2020年8月3日月曜日

【駆け出しのころ】三建設備工業取締役専務執行役員・尾崎正道氏

 ◇真っ直ぐ向き合い、何事も正攻法で◇

 最初に配属された現場はよく覚えています。入社2年目の春のことで、都内にある国立大学の研究所改修工事でした。当社単独の施工で、私を含め社員3人が担当しました。

 大学で機械工学を学びましたが、配管やダクトなど設備工事の知識はありません。入社後に行われた新人研修や技術本部での設計・積算業務などで基礎的な技術は教わりましたが、現場はまた別のものです。毎日、先輩に「あれを調べてこい、これを測ってこい」と言われるがまま無我夢中で働いていました。夜中まで天井裏をはいずり回って作業したこともあります。若くて体力だけはあったので、職人さんと一緒に材料を運ぶことも。そのうち、職人さんにかわいがられ、いろいろなことを教わりました。

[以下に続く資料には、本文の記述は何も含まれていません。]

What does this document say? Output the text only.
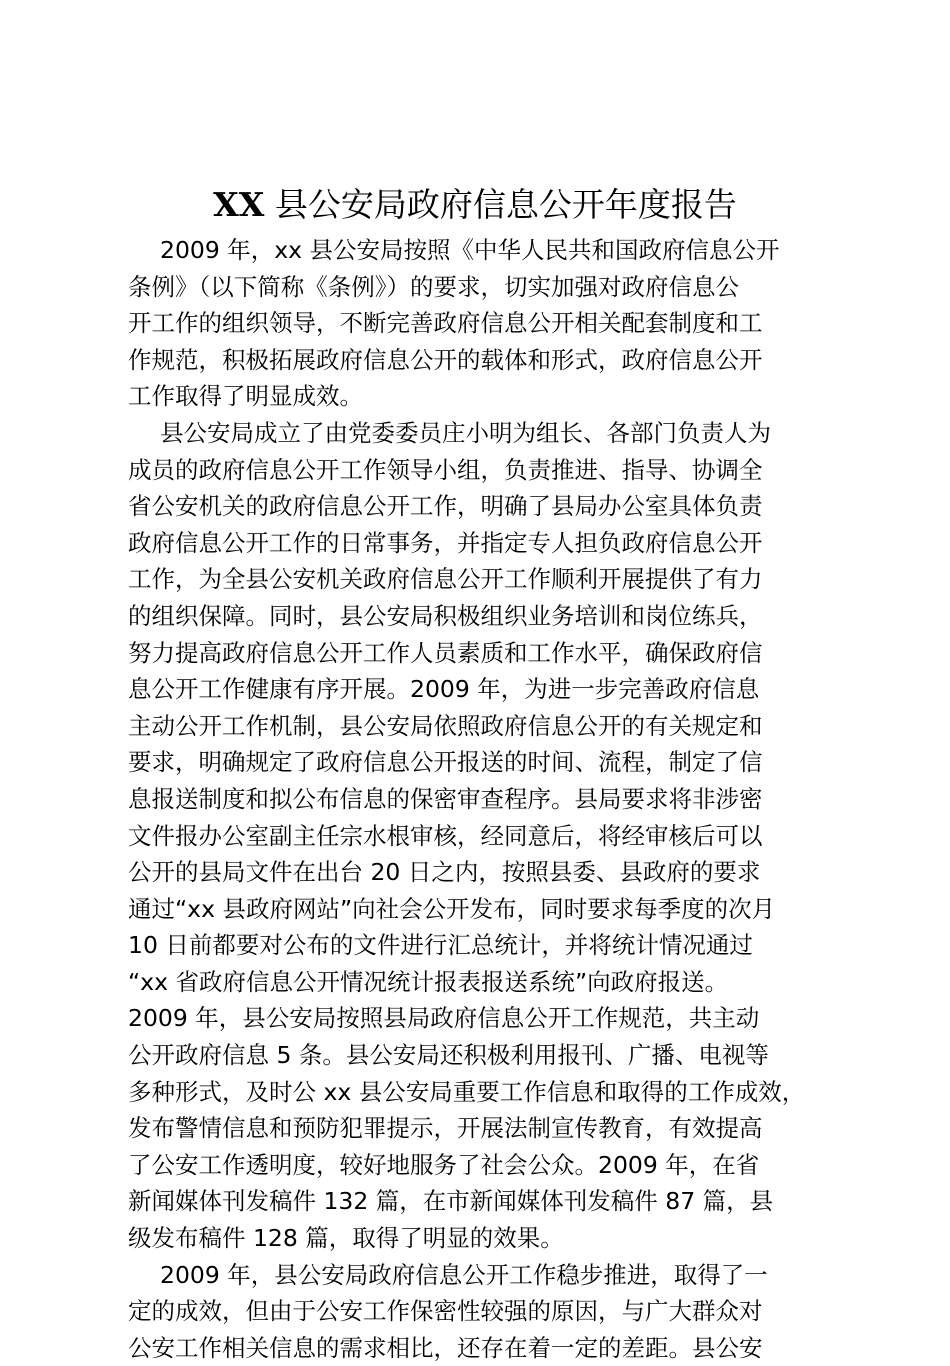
XX 县公安局政府信息公开年度报告
2009 年，xx 县公安局按照《中华人民共和国政府信息公开
条例》（以下简称《条例》）的要求，切实加强对政府信息公
开工作的组织领导，不断完善政府信息公开相关配套制度和工
作规范，积极拓展政府信息公开的载体和形式，政府信息公开
工作取得了明显成效。
县公安局成立了由党委委员庄小明为组长、各部门负责人为
成员的政府信息公开工作领导小组，负责推进、指导、协调全
省公安机关的政府信息公开工作，明确了县局办公室具体负责
政府信息公开工作的日常事务，并指定专人担负政府信息公开
工作，为全县公安机关政府信息公开工作顺利开展提供了有力
的组织保障。同时，县公安局积极组织业务培训和岗位练兵，
努力提高政府信息公开工作人员素质和工作水平，确保政府信
息公开工作健康有序开展。2009 年，为进一步完善政府信息
主动公开工作机制，县公安局依照政府信息公开的有关规定和
要求，明确规定了政府信息公开报送的时间、流程，制定了信
息报送制度和拟公布信息的保密审查程序。县局要求将非涉密
文件报办公室副主任宗水根审核，经同意后，将经审核后可以
公开的县局文件在出台 20 日之内，按照县委、县政府的要求
通过“xx 县政府网站”向社会公开发布，同时要求每季度的次月
10 日前都要对公布的文件进行汇总统计，并将统计情况通过
“xx 省政府信息公开情况统计报表报送系统”向政府报送。
2009 年，县公安局按照县局政府信息公开工作规范，共主动
公开政府信息 5 条。县公安局还积极利用报刊、广播、电视等
多种形式，及时公 xx 县公安局重要工作信息和取得的工作成效，
发布警情信息和预防犯罪提示，开展法制宣传教育，有效提高
了公安工作透明度，较好地服务了社会公众。2009 年，在省
新闻媒体刊发稿件 132 篇，在市新闻媒体刊发稿件 87 篇，县
级发布稿件 128 篇，取得了明显的效果。
2009 年，县公安局政府信息公开工作稳步推进，取得了一
定的成效，但由于公安工作保密性较强的原因，与广大群众对
公安工作相关信息的需求相比，还存在着一定的差距。县公安
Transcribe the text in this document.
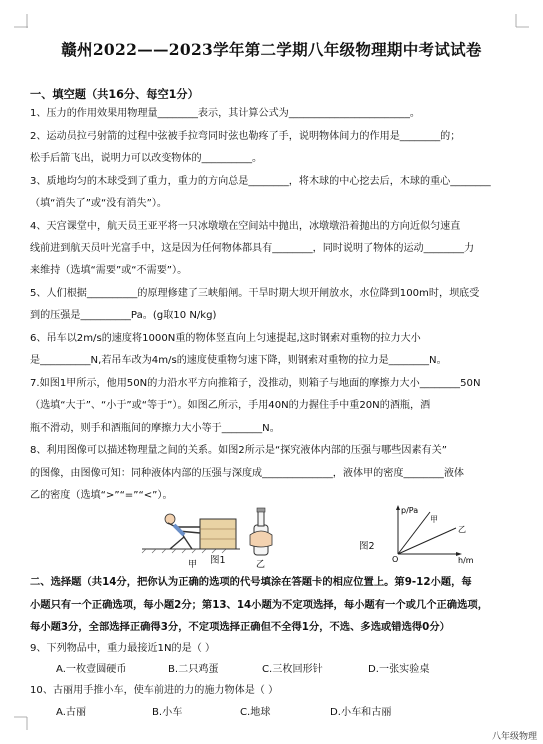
赣州2022——2023学年第二学期八年级物理期中考试试卷
一、填空题（共16分、每空1分）
1、压力的作用效果用物理量________表示，其计算公式为________________________。
2、运动员拉弓射箭的过程中弦被手拉弯同时弦也勒疼了手，说明物体间力的作用是________的；
松手后箭飞出，说明力可以改变物体的__________。
3、质地均匀的木球受到了重力，重力的方向总是________，将木球的中心挖去后，木球的重心________
（填“消失了”或“没有消失”）。
4、天宫课堂中，航天员王亚平将一只冰墩墩在空间站中抛出，冰墩墩沿着抛出的方向近似匀速直
线前进到航天员叶光富手中，这是因为任何物体都具有________，同时说明了物体的运动________力
来维持（选填“需要”或“不需要”）。
5、人们根据__________的原理修建了三峡船闸。干旱时期大坝开闸放水，水位降到100m时，坝底受
到的压强是__________Pa。(g取10 N/kg)
6、吊车以2m/s的速度将1000N重的物体竖直向上匀速提起,这时钢索对重物的拉力大小
是__________N,若吊车改为4m/s的速度使重物匀速下降，则钢索对重物的拉力是________N。
7.如图1甲所示，他用50N的力沿水平方向推箱子，没推动，则箱子与地面的摩擦力大小________50N
（选填“大于”、“小于”或“等于”）。如图乙所示，手用40N的力握住手中重20N的酒瓶，酒
瓶不滑动，则手和酒瓶间的摩擦力大小等于________N。
8、利用图像可以描述物理量之间的关系。如图2所示是“探究液体内部的压强与哪些因素有关”
的图像，由图像可知：同种液体内部的压强与深度成______________，液体甲的密度________液体
乙的密度（选填“>”“=”“<”）。
甲	乙
图1
图2
p/Pa
h/m
O
甲
乙
二、选择题（共14分，把你认为正确的选项的代号填涂在答题卡的相应位置上。第9-12小题，每
小题只有一个正确选项，每小题2分；第13、14小题为不定项选择，每小题有一个或几个正确选项，
每小题3分，全部选择正确得3分，不定项选择正确但不全得1分，不选、多选或错选得0分）
9、下列物品中，重力最接近1N的是（ ）
A.一枚壹圆硬币	B.二只鸡蛋	C.三枚回形针	D.一张实验桌
10、古丽用手推小车，使车前进的力的施力物体是（ ）
A.古丽	B.小车	C.地球	D.小车和古丽
八年级物理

 例えば鉛管の置き方。今はほとんど使われていませんが、鉛管は柔らかく、横に置くと自重でつぶれる。そのため、必ず立てて置くようにと。給気と排気でダクトのフランジボルトの締める向きが違うと言う話も聞きました。技術書には書かれていないことばかりで、今も職人さんから聞いた話は忘れられません。

 二つ目の現場は都内の事務所ビル新築工事。初めてゼネコンや電気工事会社などの方々と一緒に仕事しました。設備工事は分離発注でしたが、ゼネコンや電気工事会社の方々との接し方などを学びました。この現場ではゼネコンや電気工事会社で同世代の方がいて、仕事だけでなくマージャンなどもよく一緒にやりました。その時、電気工事会社で現場代理人をされた方とは今でもお付き合いがあります。

 現場代理人を初めて務めたのは27歳の時。小さな現場を二つ担当し、うち一つは倉庫の工事現場でした。元請会社の設備担当者の方からスプリンクラー設備と鉄骨・もやを一体化したユニットで施工しようと提案がありました。今はフロアユニット工法などがありますが、当時では画期的で準備が大変でした。建築担当の方の理解もあり、何とかできました。本当に良い勉強になりました。

 振り返ってみると、外部の方々にいろいろなことを教えて頂き、助けてもらって今があるのだと思います。職種や立場は違っていても、良いものを作るという意識は同じで、多分私だけでは心配だから、周囲の方々が優しく接してくださったのかもしれません。

 建設業界はいま、働き方改革を進めています。ですが、お客さまに良いものを提供しようという責任は今も昔も変わりません。やり方自体は変わるかもしれませんが、その責任は常に持ち続けなければなりません。若い設備技術者には何事も正攻法で攻めてほしい。われわれの責任を果たすのに近道はありません。一つ一つの課題に真っすぐ向き合っていってほしいと思います。

若いころから人との出会いを大切にしてきた
(安全統括兼エンジニアリング担当兼生産性向上担当、おざき・まさみち)1978年武蔵工業大学(現東京都市大学)工学部機械工学科卒、三建設備工業入社。執行役員北海道支店長、常務執行役員東京支店長、取締役専務執行役員首都圏統括兼工事監理本部長兼安全統括などを経て現職。北海道出身、65歳。